You now get to provide a pointer to a LARGE_INTEGER. Which, if you missed it, a LARGE_INTEGER is:

typedef union _LARGE_INTEGER {  struct {

DWORD LowPart;

LONG HighPart;

};

struct {

DWORD LowPart;

LONG HighPart;

} u;

LONGLONG QuadPart;

} LARGE_INTEGER,

*PLARGE_INTEGER;

Why this abomination? Well… ” If your compiler has built-in support for 64-bit integers, use the QuadPart member to store the 64-bit integer. Otherwise, use the LowPart and HighPart members to store the 64-bit integer.”

That’s right kiddies… if you’ve decided to loose from the get-go and have a compiler that doesn’t support 64-bit integers, you can still get the file size! Of course, you’re using a compiler that doesn’t have 64bit integer support… and the Microsoft documentation indicates that the GetFileSizeEx call requires Windows 2000… so it’s post y2k and you’re using a compiler without 64-bit ints? You have already lost.

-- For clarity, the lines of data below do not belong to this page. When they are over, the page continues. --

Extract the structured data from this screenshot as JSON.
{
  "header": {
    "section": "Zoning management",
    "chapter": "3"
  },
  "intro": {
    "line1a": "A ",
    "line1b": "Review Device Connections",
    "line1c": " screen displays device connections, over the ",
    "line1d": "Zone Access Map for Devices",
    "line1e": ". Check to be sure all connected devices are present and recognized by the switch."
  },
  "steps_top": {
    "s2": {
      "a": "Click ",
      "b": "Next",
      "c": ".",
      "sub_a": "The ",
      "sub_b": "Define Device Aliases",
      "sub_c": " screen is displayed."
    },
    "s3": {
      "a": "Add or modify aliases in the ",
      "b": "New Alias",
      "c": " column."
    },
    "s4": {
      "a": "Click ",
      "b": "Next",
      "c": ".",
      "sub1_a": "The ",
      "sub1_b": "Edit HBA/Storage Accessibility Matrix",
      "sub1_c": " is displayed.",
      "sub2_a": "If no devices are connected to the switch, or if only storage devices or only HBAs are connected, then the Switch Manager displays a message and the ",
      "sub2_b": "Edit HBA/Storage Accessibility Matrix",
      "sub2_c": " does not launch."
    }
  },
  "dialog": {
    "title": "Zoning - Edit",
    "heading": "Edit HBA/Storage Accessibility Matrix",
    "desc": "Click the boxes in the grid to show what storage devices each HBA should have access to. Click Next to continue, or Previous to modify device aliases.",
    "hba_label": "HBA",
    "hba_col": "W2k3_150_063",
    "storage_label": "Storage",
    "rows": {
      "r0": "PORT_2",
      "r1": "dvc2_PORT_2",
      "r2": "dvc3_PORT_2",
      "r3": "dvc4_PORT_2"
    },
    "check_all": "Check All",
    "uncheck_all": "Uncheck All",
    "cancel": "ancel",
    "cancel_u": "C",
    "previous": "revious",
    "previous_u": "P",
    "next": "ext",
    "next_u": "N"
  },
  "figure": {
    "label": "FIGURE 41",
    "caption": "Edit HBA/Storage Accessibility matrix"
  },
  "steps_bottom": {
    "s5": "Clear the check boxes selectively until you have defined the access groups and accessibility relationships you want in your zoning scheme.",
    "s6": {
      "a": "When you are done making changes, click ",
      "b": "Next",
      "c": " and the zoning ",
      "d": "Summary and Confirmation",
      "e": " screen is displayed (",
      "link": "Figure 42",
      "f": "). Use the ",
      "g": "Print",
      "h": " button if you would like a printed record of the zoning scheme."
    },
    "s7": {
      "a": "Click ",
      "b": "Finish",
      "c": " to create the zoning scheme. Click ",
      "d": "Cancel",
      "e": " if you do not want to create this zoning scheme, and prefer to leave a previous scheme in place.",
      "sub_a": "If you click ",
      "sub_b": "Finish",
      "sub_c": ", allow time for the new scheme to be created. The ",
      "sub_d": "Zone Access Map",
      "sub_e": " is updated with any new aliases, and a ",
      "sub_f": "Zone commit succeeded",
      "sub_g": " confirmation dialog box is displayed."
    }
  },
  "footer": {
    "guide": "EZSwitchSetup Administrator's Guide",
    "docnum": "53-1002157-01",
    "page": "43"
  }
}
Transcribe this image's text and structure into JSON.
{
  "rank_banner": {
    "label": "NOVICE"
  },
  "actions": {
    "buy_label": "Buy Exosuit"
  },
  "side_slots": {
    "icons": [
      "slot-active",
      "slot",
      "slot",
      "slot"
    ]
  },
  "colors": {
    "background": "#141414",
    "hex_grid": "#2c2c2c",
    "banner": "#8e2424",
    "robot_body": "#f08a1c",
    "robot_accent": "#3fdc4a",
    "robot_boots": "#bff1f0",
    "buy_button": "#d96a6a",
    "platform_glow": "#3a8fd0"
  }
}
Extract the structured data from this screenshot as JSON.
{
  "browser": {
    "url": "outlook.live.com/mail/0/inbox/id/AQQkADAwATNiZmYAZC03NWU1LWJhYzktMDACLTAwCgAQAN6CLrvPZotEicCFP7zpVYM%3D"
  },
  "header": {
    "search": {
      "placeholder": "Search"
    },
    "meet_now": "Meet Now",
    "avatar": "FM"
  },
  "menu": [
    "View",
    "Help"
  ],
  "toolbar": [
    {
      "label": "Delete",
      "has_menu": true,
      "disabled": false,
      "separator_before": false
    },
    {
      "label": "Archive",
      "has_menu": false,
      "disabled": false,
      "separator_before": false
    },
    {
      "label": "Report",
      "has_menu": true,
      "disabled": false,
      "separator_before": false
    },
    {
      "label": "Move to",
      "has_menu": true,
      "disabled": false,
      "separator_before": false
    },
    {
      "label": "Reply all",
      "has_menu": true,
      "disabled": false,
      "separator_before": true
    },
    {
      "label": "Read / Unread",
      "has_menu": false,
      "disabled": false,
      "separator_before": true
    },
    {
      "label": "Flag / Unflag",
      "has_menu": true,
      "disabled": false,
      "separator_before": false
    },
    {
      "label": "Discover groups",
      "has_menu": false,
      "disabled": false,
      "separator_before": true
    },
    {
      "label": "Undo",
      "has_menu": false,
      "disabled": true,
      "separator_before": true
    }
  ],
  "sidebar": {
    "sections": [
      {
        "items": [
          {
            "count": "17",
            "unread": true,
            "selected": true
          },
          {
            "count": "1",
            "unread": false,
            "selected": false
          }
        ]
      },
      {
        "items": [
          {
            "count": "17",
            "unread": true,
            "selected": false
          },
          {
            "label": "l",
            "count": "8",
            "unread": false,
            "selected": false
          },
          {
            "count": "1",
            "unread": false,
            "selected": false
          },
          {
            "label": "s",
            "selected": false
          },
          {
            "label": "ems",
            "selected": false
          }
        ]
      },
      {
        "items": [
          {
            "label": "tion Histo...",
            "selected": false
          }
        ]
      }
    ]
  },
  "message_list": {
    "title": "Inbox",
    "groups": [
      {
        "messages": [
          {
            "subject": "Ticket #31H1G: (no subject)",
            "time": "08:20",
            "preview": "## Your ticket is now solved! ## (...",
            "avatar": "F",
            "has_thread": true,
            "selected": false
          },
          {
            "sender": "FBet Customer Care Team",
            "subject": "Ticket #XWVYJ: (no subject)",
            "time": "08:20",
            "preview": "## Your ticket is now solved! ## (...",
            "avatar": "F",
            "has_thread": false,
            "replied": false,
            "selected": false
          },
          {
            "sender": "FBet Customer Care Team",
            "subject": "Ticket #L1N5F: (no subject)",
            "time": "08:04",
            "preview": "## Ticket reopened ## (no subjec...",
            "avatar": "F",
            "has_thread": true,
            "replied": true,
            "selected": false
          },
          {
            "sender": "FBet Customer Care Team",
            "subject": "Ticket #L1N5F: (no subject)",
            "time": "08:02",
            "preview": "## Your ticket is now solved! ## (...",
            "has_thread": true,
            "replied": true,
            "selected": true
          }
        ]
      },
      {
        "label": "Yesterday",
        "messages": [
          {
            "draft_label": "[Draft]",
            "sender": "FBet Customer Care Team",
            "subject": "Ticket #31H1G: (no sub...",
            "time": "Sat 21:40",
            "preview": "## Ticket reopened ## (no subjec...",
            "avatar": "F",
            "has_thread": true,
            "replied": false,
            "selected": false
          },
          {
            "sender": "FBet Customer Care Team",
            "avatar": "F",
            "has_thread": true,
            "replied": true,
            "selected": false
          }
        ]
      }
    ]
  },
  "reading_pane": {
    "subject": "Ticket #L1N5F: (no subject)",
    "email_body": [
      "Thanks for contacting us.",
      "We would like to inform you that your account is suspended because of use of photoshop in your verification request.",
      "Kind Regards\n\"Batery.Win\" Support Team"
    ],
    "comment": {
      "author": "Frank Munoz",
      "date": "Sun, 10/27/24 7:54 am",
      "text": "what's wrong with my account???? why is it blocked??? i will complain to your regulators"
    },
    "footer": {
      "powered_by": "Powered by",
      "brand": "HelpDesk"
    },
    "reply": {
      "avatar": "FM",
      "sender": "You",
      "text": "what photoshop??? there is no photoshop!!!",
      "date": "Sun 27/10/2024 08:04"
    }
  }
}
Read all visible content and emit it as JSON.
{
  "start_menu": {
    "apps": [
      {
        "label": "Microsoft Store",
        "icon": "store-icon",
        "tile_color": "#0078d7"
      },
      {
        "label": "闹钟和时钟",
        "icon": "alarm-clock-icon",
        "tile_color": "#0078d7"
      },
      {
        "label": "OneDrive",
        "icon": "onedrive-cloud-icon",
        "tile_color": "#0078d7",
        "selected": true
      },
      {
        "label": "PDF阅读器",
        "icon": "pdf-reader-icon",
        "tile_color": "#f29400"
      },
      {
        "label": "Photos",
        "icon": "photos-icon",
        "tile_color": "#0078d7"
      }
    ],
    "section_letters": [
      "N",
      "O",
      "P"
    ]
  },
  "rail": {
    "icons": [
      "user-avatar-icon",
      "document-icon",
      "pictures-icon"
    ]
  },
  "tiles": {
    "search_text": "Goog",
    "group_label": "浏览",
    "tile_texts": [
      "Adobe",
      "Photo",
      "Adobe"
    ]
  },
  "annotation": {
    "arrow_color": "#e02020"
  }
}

Oh, but you say something about binary compatibility for apps written in the old days (handwave something like that). Well… let’s see… IRIX will give you 64bit numbers in stat (stat64) unless you build with -o32 – giving you the old ABI. I just can’t see a use for GetFileSize….. somebody please enlighten me.

Which header would you include? Any Linux/UNIX person would think of something logical – say sys/stat.h (Linux man page says sys/types.h, sys/stat.h and unistd.h). No, nothing sensible like that. It’s “Declared in WinBase.h; include Windows.h”.

So… you thought that obviously somebody went through the API and gave you all this Ex function goodness to get rid of mucking about with parts of a 64bit int? You were wrong. Let me say it with this:

DWORD WINAPI GetCompressedFileSizeTransacted(
  __in       LPCTSTR lpFileName,
  __out_opt  LPDWORD lpFileSizeHigh,
  __in       HANDLE hTransaction
);

I’ll now tell you that this was introduced in Vista/Server 2008.

Obviously, you want to be able to use Transaction NTFS on Windows Vista with a compiler that doesn’t have 64 bit ints. Oh, and you must then make another function call to see if something went wrong?

But you know what… perhaps we can get away from this complete and utter world of madness and use stat()…. or rather… perhaps _stati64().

Well… you’d be fine except for the fact that these seem to lie to you (at least on Windows Server 2003 and Vista) – it seems that even Explorer can lie to you.

But perhaps you’ve been barking up the wrong tree… you obviously don’t want to find the file size at all – what you want is to FindFirstFile! No, you don’t want FindFirstFileEx (in this case, Ex is for Extremely complicated). It’s meant to be faster too… you know, maybe.

So remember kids, smoke your crack pipe – you’re going to need it if using this thing called the Microsoft Windows File Management Functions.